Since I took the easy route on the duck noodle soup, I thought I would try roasting char siu myself. I knew the week’s big finale would require making the filling or char siu bao, so I thought I would get a head start earlier in the week. I mistakenly thought I had fermented tofu so the final product isn’t red on the outside as you may be used to seeing, but flavor-wise it was spot on. We ended up eating it for a couple of days with rice and veggies, with plenty left for the bao filling.
I wanted to bake this week and had borrowed Mooncakes and Milk Bread from the library. This cookbook is full of recipes for Chinese bakery staples. This region is famous for its bao, so I attempted what is arguably one of the most popular, Bolo bao, or pineapple buns. The bao were absolutely delicious and pretty simple to make. The topping adds texture and some additional sweetness to a wonderful soft bun. Interestingly, while some of the ingredients are different, bolo bao and Mexican conchas are made very similarly. Oddly, there appears to be no historical link between the two breads.

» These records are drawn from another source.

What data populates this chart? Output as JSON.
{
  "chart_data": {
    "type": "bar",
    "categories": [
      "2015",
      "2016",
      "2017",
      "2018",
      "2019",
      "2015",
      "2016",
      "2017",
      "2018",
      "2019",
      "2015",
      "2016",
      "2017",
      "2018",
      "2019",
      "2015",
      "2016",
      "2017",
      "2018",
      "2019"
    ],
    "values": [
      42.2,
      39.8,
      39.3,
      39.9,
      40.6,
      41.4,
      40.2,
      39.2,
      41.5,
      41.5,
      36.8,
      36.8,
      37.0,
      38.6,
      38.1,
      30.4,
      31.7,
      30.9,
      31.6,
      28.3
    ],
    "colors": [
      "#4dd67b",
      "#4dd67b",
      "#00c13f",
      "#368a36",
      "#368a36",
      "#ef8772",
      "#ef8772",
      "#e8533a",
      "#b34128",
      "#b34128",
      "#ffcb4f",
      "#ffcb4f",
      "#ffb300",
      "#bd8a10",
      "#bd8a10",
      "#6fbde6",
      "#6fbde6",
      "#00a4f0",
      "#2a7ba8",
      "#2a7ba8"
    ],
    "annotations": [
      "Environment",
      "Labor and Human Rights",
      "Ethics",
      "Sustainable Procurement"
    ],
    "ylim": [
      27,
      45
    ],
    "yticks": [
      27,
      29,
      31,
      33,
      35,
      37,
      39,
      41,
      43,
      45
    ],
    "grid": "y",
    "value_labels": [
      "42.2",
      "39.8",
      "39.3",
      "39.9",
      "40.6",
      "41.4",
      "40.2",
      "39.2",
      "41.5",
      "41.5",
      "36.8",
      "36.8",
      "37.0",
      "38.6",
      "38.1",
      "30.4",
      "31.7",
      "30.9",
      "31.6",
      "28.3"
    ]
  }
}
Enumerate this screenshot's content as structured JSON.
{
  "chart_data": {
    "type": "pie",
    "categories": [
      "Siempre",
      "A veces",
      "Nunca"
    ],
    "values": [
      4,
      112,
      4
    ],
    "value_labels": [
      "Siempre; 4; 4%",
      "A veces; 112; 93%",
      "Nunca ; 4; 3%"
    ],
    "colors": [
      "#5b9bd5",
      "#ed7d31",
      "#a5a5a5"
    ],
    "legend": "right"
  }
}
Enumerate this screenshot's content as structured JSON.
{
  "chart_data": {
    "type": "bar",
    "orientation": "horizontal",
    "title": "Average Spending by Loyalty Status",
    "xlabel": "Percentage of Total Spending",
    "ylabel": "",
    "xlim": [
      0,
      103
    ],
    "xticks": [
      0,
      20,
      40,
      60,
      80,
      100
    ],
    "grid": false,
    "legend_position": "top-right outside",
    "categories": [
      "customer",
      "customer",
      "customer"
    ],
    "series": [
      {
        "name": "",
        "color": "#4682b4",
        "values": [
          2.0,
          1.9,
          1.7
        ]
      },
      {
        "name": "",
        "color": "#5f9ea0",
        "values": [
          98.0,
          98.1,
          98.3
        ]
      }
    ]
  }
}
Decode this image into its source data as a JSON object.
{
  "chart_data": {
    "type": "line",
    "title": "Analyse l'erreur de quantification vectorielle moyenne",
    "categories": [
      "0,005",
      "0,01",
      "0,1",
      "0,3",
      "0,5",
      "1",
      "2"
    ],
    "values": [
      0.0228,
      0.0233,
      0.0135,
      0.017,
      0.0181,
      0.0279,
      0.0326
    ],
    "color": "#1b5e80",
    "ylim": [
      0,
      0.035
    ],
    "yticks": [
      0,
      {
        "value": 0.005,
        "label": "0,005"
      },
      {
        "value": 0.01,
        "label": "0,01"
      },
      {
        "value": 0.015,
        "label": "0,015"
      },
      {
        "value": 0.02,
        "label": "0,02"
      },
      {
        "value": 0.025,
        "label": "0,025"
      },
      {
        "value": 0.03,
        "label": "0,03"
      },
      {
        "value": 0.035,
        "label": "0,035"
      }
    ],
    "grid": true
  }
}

Before the week’s big finale, we had one more simple dish, this one the result of not wanting to get out to pick up more groceries. I had chicken wings in the freezer and found a Food.com recipe for Mut Jup Mun Gai Yik, Honey Soy Braised Wings. Sadly the link no longer seems to be available, but just search it and you will find several recipes. The wings are given a quick stir-fry then braised in a covered wok in a dark soy sauce and honey mixture. This picture isn’t the prettiest, but the desire to get to eating outweighed the need to capture the moment.
Before I finish this newsletter off with a bang, I wanted to highlight a dish that I somehow ate all week, but never got a picture of. Congee is a savory rice porridge that is typically eaten for breakfast or for a snack. I found a recipe on Omnivorescookbook.com that used the Instant Pot. Rather than chicken, I added a pound of grass fed ground meat that I had mixed with some soy sauce and corn starch. Considering how much I love rice, it’s shocking that I hadn’t tried this before. Warm, filling, and comforting, congee is a dish that will be going in my forever rotation.
Finally we come to the end of the week and the city of Hong Kong. While Hong Kong is not officially part of Guangdong province, it is culturally Cantonese. Hong Kong was a British colony 1882 to 1997 and remains a center of international trade and cultural exchange, today operating as a Special Administrative Region. The city is famous for Dim Sum and the style of eating known as Yum Cha, or Drink Tea. Of all of the dishes I was excited to explore this week, having a weekend Yum Cha brunch was at the top of the list. The process took two days, as I made the radish cakes and fillings the day before, leaving the doughs and actually cooking everything for Sunday morning. Overall, I’m pleased with the way everything turned out. I was a bit over ambitious and abandoned making the Har Gow (shrimp dumplings) when I realized I was running out of time. Everything else made it to the table. I present Siu Mai formed into roses, Lo Bak Go (radish cakes with Chinese sausage, mushrooms, and dried shrimp), and Char Siu Bao. The bao were a touch under proofed, so chewier than I would prefer, but still tasty and a lesson learned on giving myself a little more time than I think I need.
Most of what I made toward the end of the week came from the Mooncakes and Milk Bread cookbook. Of all of the resources I’ve watched or learned from this week, I highly recommend this book. It’s wonderful if you have any interest in Chinese baking and pastry.